A funnel is a very common term for those involved in any type of online marketing with regard to digital information products, such as ebooks and downloadable or streaming video.
But a funnel can truly be used in a variety of businesses, whether it’s information, offline or on, pretty much most businesses can have a funnel. Most people, even those that don’t know anything about marketing or conversion funnels, are familiar with one business that has been a trend setter in terms of funnels and that is Amazon. There are a variety of names for funnels, from “marketing funnel” to “sales funnel” to “conversion funnel.”
While there are many different ways to put together a funnel, a conversion funnel is designed to maximize the revenue from a sale. Again, think about how Amazon operates.
A funnel can be complicated and have many steps in the process but the core of any funnel is designed to do three things”
* Generate new leads or prospects for a business
* Convert those leads or prospects into buyers and customers
* Convince those buyers to spend more, whether it’s buying more stuff or buying more often, or both, by going deeper into a conversion funnel.
What Is A Conversion Funnel?
A conversion funnel can be broken down into simply this – a multi-step process that leads a prospect toward the desired action that the business wants them to take. Conversion funnels can be created for the three different steps or stages. You don’t create leads out of cold prospects, turn those leads into paying customers, and have those customers buy even more, all in one fell swoop.
No, you would have a conversion funnel for each step. Start with one funnel. If it’s a business that already has a lot of leads, but is not doing a good job of turning those leads into customers, a conversion funnel focused on turning leads into buyers would be the place to start.
Eventually, there should be a conversion funnel for all three steps and then would begin the process of maximizing each step in those funnels. Let’s take a look at a conversion funnel for step one, generating leads, using concepts and platforms with which most online marketers will be familiar – Facebook Ads, a blog, a squeeze page and an autoresponder campaign.
Here’s how a conversion funnel might be set up using those tools. A company may write a high quality article for their blog (or website), that talks about a problem that would be of interest to cold prospects.
They would set up an ad campaign on Facebook that would target people that would be interested in the topic. The people who go to the site to read the article can be tracked so that another Facebook Ad campaign is run that is only seen by the people that visited the site from the first ad. But this ad will be different as these prospects are now warm, having read the company article, instead of cold.
They would then be sent to a “squeeze” or “optin” web page that gives a little more information that “sells” something for free that would help the prospect, all they have to do in exchange is to give their email address.

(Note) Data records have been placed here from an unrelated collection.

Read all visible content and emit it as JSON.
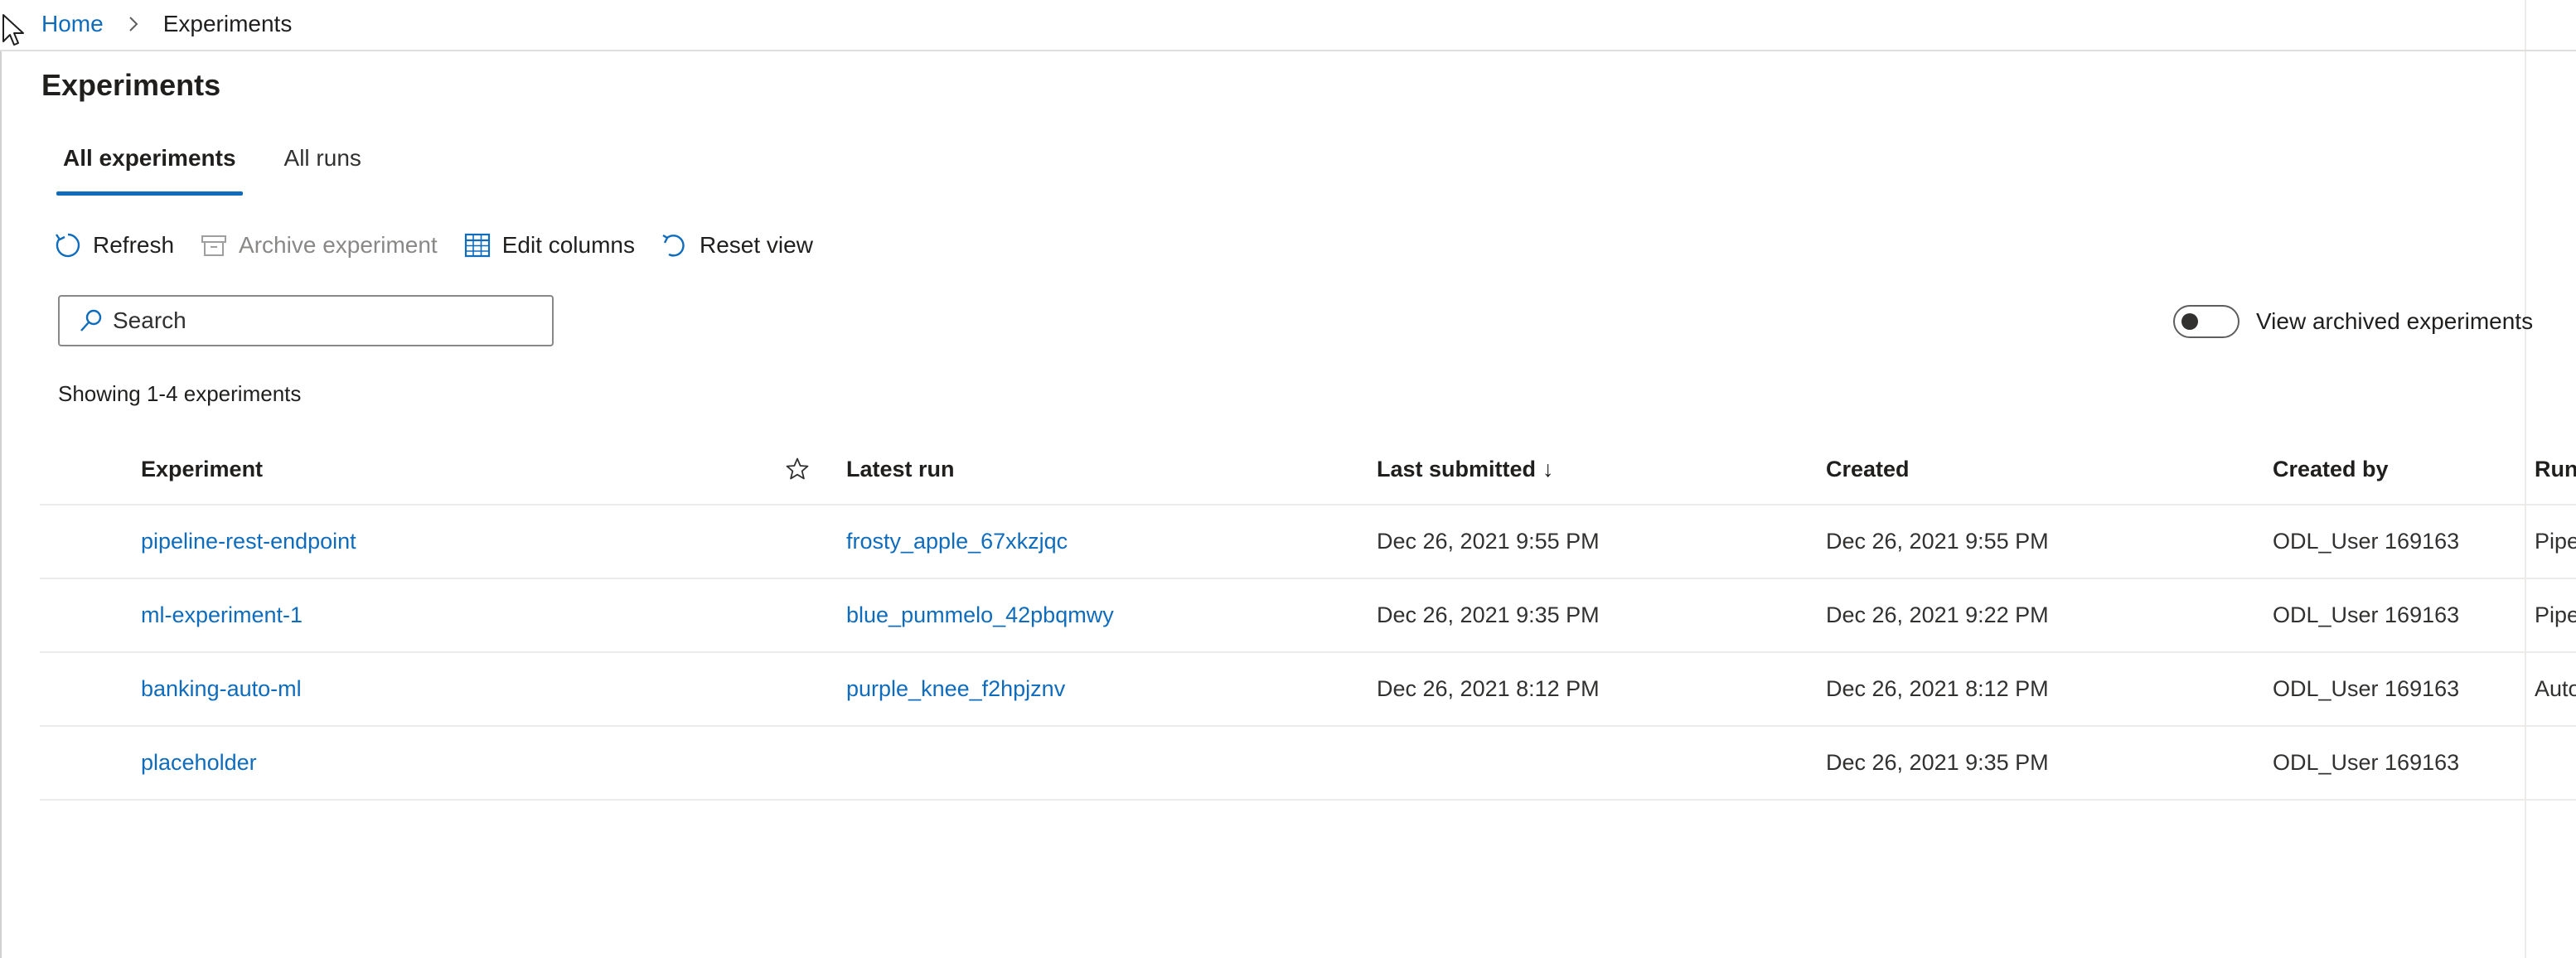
{
  "breadcrumb": {
    "home": "Home",
    "current": "Experiments"
  },
  "page": {
    "title": "Experiments"
  },
  "tabs": [
    {
      "label": "All experiments",
      "active": true
    },
    {
      "label": "All runs",
      "active": false
    }
  ],
  "toolbar": {
    "refresh": "Refresh",
    "archive": "Archive experiment",
    "edit_columns": "Edit columns",
    "reset_view": "Reset view"
  },
  "search": {
    "placeholder": "Search",
    "value": ""
  },
  "archived_toggle": {
    "label": "View archived experiments",
    "on": false
  },
  "count_text": "Showing 1-4 experiments",
  "table": {
    "columns": {
      "experiment": "Experiment",
      "latest_run": "Latest run",
      "last_submitted": "Last submitted",
      "sort_indicator": "↓",
      "created": "Created",
      "created_by": "Created by",
      "run_type": "Run"
    },
    "rows": [
      {
        "experiment": "pipeline-rest-endpoint",
        "latest_run": "frosty_apple_67xkzjqc",
        "last_submitted": "Dec 26, 2021 9:55 PM",
        "created": "Dec 26, 2021 9:55 PM",
        "created_by": "ODL_User 169163",
        "run_type": "Pipe"
      },
      {
        "experiment": "ml-experiment-1",
        "latest_run": "blue_pummelo_42pbqmwy",
        "last_submitted": "Dec 26, 2021 9:35 PM",
        "created": "Dec 26, 2021 9:22 PM",
        "created_by": "ODL_User 169163",
        "run_type": "Pipe"
      },
      {
        "experiment": "banking-auto-ml",
        "latest_run": "purple_knee_f2hpjznv",
        "last_submitted": "Dec 26, 2021 8:12 PM",
        "created": "Dec 26, 2021 8:12 PM",
        "created_by": "ODL_User 169163",
        "run_type": "Auto"
      },
      {
        "experiment": "placeholder",
        "latest_run": "",
        "last_submitted": "",
        "created": "Dec 26, 2021 9:35 PM",
        "created_by": "ODL_User 169163",
        "run_type": ""
      }
    ]
  },
  "colors": {
    "accent": "#0f6cbd",
    "text": "#201f1e",
    "muted": "#8a8886",
    "divider": "#edebe9"
  }
}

That’s the only thing that can be done on this page. The people that opt-in (ie, give their email address) are then put into an autoresponder campaign, which is simply a software system that automatically sends out emails in a specific sequence at certain times. These emails are designed to turn those warm leads (that came from the cold prospects of the first Facebook Ad), into paying customers, usually for an initial low cost product.
Those leads that turn into paying customers would then be put into a different conversion funnel autoresponder campaign that was designed to turn them into repeat buyers, or buyers that buy higher priced products.
There are many parts to these conversion funnels and a good marketer needs to monitor their numbers so that they can optimize this funnel to maximize each step, from how many cold prospects become leads, leads to buyers and buyers to repeat (or higher price point) buyers. So, ultimately, what is a conversion funnel? It’s simply how a business takes cold prospects through the journey of becoming leads and then buyers (and multiple buyers).
Why is a conversion funnel important to a business?
Just by increasing the conversion funnel rate on turning prospects into leads from 20% to 30%, that’s a 50% increase in revenue, if all the other numbers stay equal. If you convert that initial optin rate from 10 to 20%, that will double sales (all other conversion numbers staying equal.
If you do that, and than improve your sales conversions from 1% to 2%, that is a 400% increase in sales! Clearly, putting in place conversion funnels for each step of the sales process and then working to optimize those funnels can be life changing for a business.